The Love That Split the World(91)
“You’re here.”
He turns me around so my back presses against the half-open door and his fingers rest on the waistline of my shorts. “I’m here.” He stares at me hard through the dark, and everywhere his eyes touch me, I feel heat.
“Do you think if we had more time, it’d stop feeling like this?”
“That depends,” he murmurs.
“On?”
“On how this feels.”
Before I can reply, the lamp beside the bed winks out, and the empty layers of sheets surge upward around a body that wasn’t there before. “Oh my God,” I gasp, then clap my hand over my own mouth.
Beau glances over his shoulder toward the softly snoring person in the bed: the Other Megan. “Come on,” he mouths, pulling me outside and sliding the door shut.
We move off down the patio to the wooden lounge chairs and little table where Megan and I used to sit on Saturday mornings, drinking coffee and eating sugary cereal to stifle mild hangovers. “What am I supposed to do?” I ask Beau. “Even if she disappears, I could go back in there, fall asleep, and wake up spooning a version of her who’s only met me for, like, five minutes.”
Beau rubs the pinched spot between his eyebrows. “This is getting a little crazy.”
“No kidding. We really can’t go to your house?”
He stares at the ground and runs his teeth over his bottom lip. “It’s not good there.”
I touch the side of his face, his skin warm and sleek with sweat. “Okay.”
We sit down in the dewy lounge chairs, heads leaned against the side of the house. “I wish we could find out,” Beau says.
“Huh?”
“How it would feel later,” he says, “if we had more time.”
I sigh and pull his arm around my shoulder. “Probably you’d get sick of me shouting out what I think’s going to happen in every movie, and I’d get sick of you drinking and leaving your clothes wherever you took them off. I’d hate how messy you keep your room, and it’d drive you crazy how I can’t do anything without planning every detail first.”
Beau laughs.
“What, you think I’m wrong?”
He looks over at me. “I think that’s a lie and you know it.”
“Okay, fine. You tell me what would happen.”
“We’d get married,” he says.
“Oh? In my world or yours?”
“Both,” he says. “Then someday, ten or fifteen years from now, you’d have a baby.”
“What would we name him?” I say, playing along.
“Her,” he says.
“What would we name her?” I say softly.
“I don’t know. Maybe Natalie Junior,” he says. “She’d look just like you.”
“But she’d throw like you.”
“And she’d be smart like you. You two would talk about all the things I don’t get, and that way you’d never get bored with me.”
I laugh into his neck. “And you’d coach football so you wouldn’t get bored with me.” His face lights up. It makes me want to say the sentence over and over again. “Beau Junior will be on the team, obviously.”
“We can’t name our kid Beau Junior. He’d get called BJ. You want our son’s nickname to be Blow Job, Natalie?”
“Oof, good point. So what would we name him?”
“I don’t know.” He smooths my hair and kisses my head. “Probably just name him Natalie, too.”
“You’re just saying all this because you know I can’t hold you to it.”
“No,” he says. “I’m sayin’ it because I might not get another chance.”
I twist my fingers through his hair, press my lips to his cheek. The words tangle in my throat, being born and dying a thousand times. I love you.
On Thursday I climb out of the haze of hypnosis, and the first thing I see is Dr. Wolfgang’s smirk. My immediate thought is that I’ve just divulged something humiliating, but then I find Alice wringing her hands, eyes wide.

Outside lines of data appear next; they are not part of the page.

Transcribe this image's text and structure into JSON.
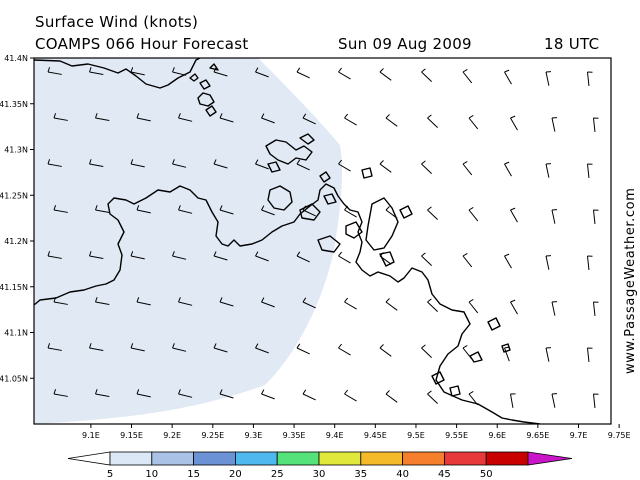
{
  "header": {
    "line1": "Surface Wind (knots)",
    "model": "COAMPS 066 Hour Forecast",
    "date": "Sun 09 Aug 2009",
    "time": "18 UTC"
  },
  "watermark": "www.PassageWeather.com",
  "map": {
    "lat_labels": [
      "41.4N",
      "41.35N",
      "41.3N",
      "41.25N",
      "41.2N",
      "41.15N",
      "41.1N",
      "41.05N"
    ],
    "lat_values": [
      41.4,
      41.35,
      41.3,
      41.25,
      41.2,
      41.15,
      41.1,
      41.05
    ],
    "lat_range": [
      41.0,
      41.4
    ],
    "lon_labels": [
      "9.1E",
      "9.15E",
      "9.2E",
      "9.25E",
      "9.3E",
      "9.35E",
      "9.4E",
      "9.45E",
      "9.5E",
      "9.55E",
      "9.6E",
      "9.65E",
      "9.7E",
      "9.75E"
    ],
    "lon_values": [
      9.1,
      9.15,
      9.2,
      9.25,
      9.3,
      9.35,
      9.4,
      9.45,
      9.5,
      9.55,
      9.6,
      9.65,
      9.7,
      9.75
    ],
    "lon_range": [
      9.03,
      9.74
    ],
    "shade_color": "#e1e9f5",
    "land_color": "#000000"
  },
  "colorbar": {
    "labels": [
      "5",
      "10",
      "15",
      "20",
      "25",
      "30",
      "35",
      "40",
      "45",
      "50"
    ],
    "colors": [
      "#ffffff",
      "#dde8f6",
      "#a9c2e6",
      "#6b92d4",
      "#4fb8ef",
      "#55e27a",
      "#e0e83c",
      "#f5ba2a",
      "#f67f2d",
      "#e8393a",
      "#c90000",
      "#c816c8"
    ]
  }
}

“You guys find something?”
“I always find something,” Wolfgang croaks. “This is the point of using a map.”
That last bit comes off snidely, and his eyes flick to Alice, but she doesn’t seem to notice. She swallows and says. “Thank you, Frederick, we can handle it from here.”
He mumbles something to himself in German but packs up and clears out all the same. When we’re alone, Alice goes to close the door and sits down in her chair, staring at me.
“Well?” I say, uncomfortable and anxious. “Are you going to tell me?”
She grabs the voice recorder off the desk and passes it to me. “Go on.”
It takes me a minute to gather myself. Whatever’s in this recording, once I hear it, there’s no forgetting it. But if it’s the key to getting Grandmother back, I really have no choice. I take a deep breath and press PLAY.
At first, all I hear is my own even breathing, how I imagine I must sound when I’m asleep.
A sharp gasp interrupts the rhythm, as if I’ve been startled awake.
“Mommy?” I hear myself say, only my voice is higher and smaller, somehow younger. “MOMMY!”